Brian Berry, Chief Executive of the FMB, said:
"By 2016, nine million British households could be in fuel poverty. We need action now to help get Britain building towards growth. Independent economists estimate that diverting funds into a massive public-sector programme to improve the energy-efficiency of Britain's existing 26 million homes would boost GDP by 0.2%, create 130,000 jobs and help the Government meet its own targets for cutting carbon emissions.
We want ministers to rethink the unrealistic timeline for zero-carbon homes, which was set back in 2006 before the economic slump. Our own survey of smaller housing developers found that the proposals to change Part L of the Building Regulations in October this year could add more than £3,500 to the cost of building a new house. This will discourage even more developers from building new homes, further exacerbating the desperate housing shortage and locking low and middle-income buyers out of the market.

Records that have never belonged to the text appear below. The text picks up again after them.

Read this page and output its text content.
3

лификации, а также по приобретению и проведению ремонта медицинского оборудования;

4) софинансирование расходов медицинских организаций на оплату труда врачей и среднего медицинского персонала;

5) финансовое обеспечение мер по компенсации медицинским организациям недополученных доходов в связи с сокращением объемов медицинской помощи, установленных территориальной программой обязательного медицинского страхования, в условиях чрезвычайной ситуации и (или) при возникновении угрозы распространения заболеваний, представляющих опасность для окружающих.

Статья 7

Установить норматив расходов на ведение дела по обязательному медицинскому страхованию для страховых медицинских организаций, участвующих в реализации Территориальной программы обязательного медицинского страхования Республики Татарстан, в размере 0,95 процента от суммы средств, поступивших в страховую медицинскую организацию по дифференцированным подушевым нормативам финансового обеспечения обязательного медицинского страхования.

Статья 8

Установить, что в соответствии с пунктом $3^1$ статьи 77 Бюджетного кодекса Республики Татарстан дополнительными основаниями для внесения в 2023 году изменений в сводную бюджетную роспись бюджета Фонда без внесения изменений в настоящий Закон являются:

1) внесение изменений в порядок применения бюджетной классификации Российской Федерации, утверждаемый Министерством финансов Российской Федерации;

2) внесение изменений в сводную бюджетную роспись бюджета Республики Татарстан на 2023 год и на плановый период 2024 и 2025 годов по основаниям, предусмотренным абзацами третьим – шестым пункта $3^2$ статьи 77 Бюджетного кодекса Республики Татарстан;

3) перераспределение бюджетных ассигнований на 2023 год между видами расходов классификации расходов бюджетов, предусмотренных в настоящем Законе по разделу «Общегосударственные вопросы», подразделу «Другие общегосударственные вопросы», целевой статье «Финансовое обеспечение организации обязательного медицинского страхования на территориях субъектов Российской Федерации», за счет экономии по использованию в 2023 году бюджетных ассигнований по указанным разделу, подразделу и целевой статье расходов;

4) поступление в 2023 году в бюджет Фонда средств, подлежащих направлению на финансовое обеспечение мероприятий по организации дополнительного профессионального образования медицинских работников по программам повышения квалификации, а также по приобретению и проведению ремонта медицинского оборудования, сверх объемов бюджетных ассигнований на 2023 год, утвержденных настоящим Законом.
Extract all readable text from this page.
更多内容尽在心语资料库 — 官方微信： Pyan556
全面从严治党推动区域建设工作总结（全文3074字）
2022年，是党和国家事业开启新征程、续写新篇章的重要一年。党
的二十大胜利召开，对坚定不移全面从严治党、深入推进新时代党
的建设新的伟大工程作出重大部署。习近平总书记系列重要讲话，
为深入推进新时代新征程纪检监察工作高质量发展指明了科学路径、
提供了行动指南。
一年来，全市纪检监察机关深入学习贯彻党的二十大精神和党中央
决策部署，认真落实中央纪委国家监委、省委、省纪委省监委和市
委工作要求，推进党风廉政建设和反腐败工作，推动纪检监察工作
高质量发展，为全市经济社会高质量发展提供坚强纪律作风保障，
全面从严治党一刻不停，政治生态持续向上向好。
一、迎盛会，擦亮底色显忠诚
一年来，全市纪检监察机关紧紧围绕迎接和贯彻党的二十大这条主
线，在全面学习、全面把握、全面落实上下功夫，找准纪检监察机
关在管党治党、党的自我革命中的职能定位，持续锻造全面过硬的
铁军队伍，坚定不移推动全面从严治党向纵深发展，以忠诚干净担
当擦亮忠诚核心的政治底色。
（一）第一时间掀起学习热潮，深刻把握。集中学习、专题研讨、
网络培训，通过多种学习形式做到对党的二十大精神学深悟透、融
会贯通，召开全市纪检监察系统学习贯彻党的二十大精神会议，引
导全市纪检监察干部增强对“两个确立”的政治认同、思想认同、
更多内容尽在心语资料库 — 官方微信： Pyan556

"Finally, we need to see a cut in VAT from 20% to 5% on home renovation and repair. Britain's ageing housing stock is deteriorating as home-owners can not afford to get work done. Families are trapped in a vicious cycle, in which they can not afford to move and planning red tape makes it harder to alter their homes to meet changing need. Cutting VAT on renovation and repair would give a shot in the arm to beleaguered builders, create jobs and encourage householders to make their homes more comfortable, affordable and energy-efficient."